Контакт! Восторг! Тот уравновешенный Кушин – внешняя шелуха. Вот Кушин, которого не знает даже Кушин, но знает Селиг.
Селиг уже много лет не был столь счастлив. Его душу заливает золотой и безмятежный свет. Его охватывает невероятное веселье. Сквозь туманные рощи он рвется к рассвету, чувствуя, как по ногам нежно хлещут влажные зеленые папоротники. Солнечный свет пронизывает верхушки деревьев, и капельки росы сверкают холодным внутренним огнем. Проснулись птицы. Их песня нежна и сладка – отдаленное щебетание, сонное и мягкое. Он мчится по лесу и он не одинок, потому что рука сжимает его руку, он знает, что никогда не был одинок и никогда не будет. Под босыми ногами влажная, пористая лесная земля. Он бежит, бежит. Невидимый хор берет гармоничную ноту и держит ее, держит, держит, превращая в великолепное крещендо до тех пор, пока он не вырывается из рощи на залитый солнцем луг. Этот звук наполняет все пространство, повторяясь в магической полноте. Он бросается на землю лицом вниз, обнимая землю, корчась на ароматном травяном ковре, раскинув руки по кривизне планеты и ощущая внутреннее содрогание мира. Это восторг! Это контакт! Его разум окружают другие разумы. В каком бы направлении он ни двигался, он чувствует их присутствие, они приветствуют его, поддерживают, стремятся к нему. Иди, говорят они, присоединяйся к нам, будь одним из нас, брось эти лохмотья своего Я, пусть сгинет все, что отделяет тебя от нас. Да, отвечает Селиг. Да, я утверждаю восторг жизни. Я утверждаю радость контакта. Я даю себя вам. Они касаются его. Он касается их. Он знает, что для этого он и получил свой дар, свое благословение, свою силу.
Для этой минуты утверждения и исполнения. Присоединяйся к нам. Да! Птицы!
Невидимый хор! Роса! Луг! Солнце! Он смеется, встает и начинает танец восторга. Он откидывает голову, чтобы запеть, он, который в жизни не пел.
И звуки, издаваемые им, богатые, полные и чистые, достигают центра поля.
Да! О, единение, прикосновение, единство! Он больше не Дэвид Селиг!
Он их часть, а они – часть его и в этом радостном смешении он теряет свое Я, он отбрасывает все усталое, изношенное и испортившееся, он отбрасывает свои страхи и неуверенность, он отбрасывает все, что многие годы отделяло его от самого себя. Он прорывается. Он всецело открыт обрушившимся на него мощным сигналам Вселенной. Он принимает. Передает. Поглощает. Излучает.
Да. Да. Да.
Он знает, что этот восторг продлится вечно. Но в тот самый момент, когда он получает это, он чувствует, как это ускользает от него. Радостные звуки хора затихают. Солнце падает за горизонт. Дальнее море, отступая, обнажает берег. Он пытается удержать радость, но чем сильнее он борется, тем больше теряет. Удержать отлив? Как? Отложить наступление ночи? Как?

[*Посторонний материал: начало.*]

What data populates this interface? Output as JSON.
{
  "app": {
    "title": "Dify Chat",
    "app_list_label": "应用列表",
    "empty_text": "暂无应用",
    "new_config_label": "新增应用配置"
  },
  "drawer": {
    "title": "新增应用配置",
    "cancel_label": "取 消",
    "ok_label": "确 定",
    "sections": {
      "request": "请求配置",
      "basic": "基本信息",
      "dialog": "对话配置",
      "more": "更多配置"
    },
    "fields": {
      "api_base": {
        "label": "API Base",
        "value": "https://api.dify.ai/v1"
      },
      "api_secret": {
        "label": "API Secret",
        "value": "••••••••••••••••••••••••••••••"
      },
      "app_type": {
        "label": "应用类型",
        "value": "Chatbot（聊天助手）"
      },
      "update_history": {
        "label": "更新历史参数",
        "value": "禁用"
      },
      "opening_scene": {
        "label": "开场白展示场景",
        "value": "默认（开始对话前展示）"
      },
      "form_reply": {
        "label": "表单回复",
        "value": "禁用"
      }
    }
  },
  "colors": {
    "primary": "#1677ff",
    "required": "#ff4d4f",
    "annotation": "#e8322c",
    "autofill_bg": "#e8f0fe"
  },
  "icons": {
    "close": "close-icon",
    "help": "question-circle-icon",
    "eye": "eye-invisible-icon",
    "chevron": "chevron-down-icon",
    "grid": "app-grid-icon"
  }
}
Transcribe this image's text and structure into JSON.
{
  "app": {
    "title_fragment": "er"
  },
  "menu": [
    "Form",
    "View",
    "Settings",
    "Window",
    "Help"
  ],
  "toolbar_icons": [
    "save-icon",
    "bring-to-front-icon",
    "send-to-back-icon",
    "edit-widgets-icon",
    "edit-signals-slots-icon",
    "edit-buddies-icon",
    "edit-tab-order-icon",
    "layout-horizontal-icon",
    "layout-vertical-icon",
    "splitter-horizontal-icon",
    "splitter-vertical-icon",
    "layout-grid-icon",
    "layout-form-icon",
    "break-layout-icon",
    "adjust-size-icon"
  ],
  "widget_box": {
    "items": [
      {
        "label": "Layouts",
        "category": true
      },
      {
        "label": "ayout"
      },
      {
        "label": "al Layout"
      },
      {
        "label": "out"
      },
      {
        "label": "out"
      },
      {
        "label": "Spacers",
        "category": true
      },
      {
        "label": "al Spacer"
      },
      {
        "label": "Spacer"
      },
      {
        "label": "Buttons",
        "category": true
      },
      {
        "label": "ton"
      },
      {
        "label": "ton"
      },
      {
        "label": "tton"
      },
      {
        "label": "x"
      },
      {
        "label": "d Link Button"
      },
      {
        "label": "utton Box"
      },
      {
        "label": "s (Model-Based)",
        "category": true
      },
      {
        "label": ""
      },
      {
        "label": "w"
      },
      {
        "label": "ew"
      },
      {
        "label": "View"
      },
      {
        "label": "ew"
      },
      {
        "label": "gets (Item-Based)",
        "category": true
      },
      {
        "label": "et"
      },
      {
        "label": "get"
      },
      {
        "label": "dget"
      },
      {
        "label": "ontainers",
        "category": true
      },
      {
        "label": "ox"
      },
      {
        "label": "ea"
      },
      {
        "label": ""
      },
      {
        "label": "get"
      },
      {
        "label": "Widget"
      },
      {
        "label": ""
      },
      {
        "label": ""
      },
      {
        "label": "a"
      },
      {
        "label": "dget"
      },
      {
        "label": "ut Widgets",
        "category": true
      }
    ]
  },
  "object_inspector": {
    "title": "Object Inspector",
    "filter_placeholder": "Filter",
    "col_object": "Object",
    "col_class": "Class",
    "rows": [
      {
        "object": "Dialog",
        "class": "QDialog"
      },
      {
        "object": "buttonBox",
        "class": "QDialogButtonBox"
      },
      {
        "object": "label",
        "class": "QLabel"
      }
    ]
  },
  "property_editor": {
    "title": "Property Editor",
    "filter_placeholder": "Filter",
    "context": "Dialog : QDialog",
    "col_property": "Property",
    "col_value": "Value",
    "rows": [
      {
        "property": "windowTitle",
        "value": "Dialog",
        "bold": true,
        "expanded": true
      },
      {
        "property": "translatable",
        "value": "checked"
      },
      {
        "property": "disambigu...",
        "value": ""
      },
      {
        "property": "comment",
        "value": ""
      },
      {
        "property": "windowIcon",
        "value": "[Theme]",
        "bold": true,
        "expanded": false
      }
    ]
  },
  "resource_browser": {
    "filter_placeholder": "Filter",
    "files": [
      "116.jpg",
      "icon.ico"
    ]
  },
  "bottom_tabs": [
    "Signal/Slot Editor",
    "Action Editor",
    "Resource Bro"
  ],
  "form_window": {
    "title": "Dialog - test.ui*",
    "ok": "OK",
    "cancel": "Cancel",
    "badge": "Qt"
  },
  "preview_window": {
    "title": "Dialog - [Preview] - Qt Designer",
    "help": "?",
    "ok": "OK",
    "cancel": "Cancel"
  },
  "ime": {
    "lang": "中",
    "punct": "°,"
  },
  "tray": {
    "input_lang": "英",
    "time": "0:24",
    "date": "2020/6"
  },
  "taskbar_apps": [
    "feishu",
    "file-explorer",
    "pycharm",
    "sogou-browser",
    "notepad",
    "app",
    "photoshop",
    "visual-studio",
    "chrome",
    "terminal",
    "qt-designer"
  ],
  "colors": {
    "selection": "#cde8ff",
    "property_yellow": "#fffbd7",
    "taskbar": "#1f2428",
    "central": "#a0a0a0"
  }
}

Как? Теперь пение птиц совсем ослабло. Воздух стал холодным. Все уходит от него. Он один стоит в сгущающейся темноте, вспоминая восторг, оживляя его, ибо он уже ушел и должен быть вызван усилием воли. Ушел, да. Внезапно все стихает. Он слышит последний звук – далекий струнный инструмент, возможно, виолончель, пиццикато, красивый грустный звук. Дзинь. Неверный аккорд.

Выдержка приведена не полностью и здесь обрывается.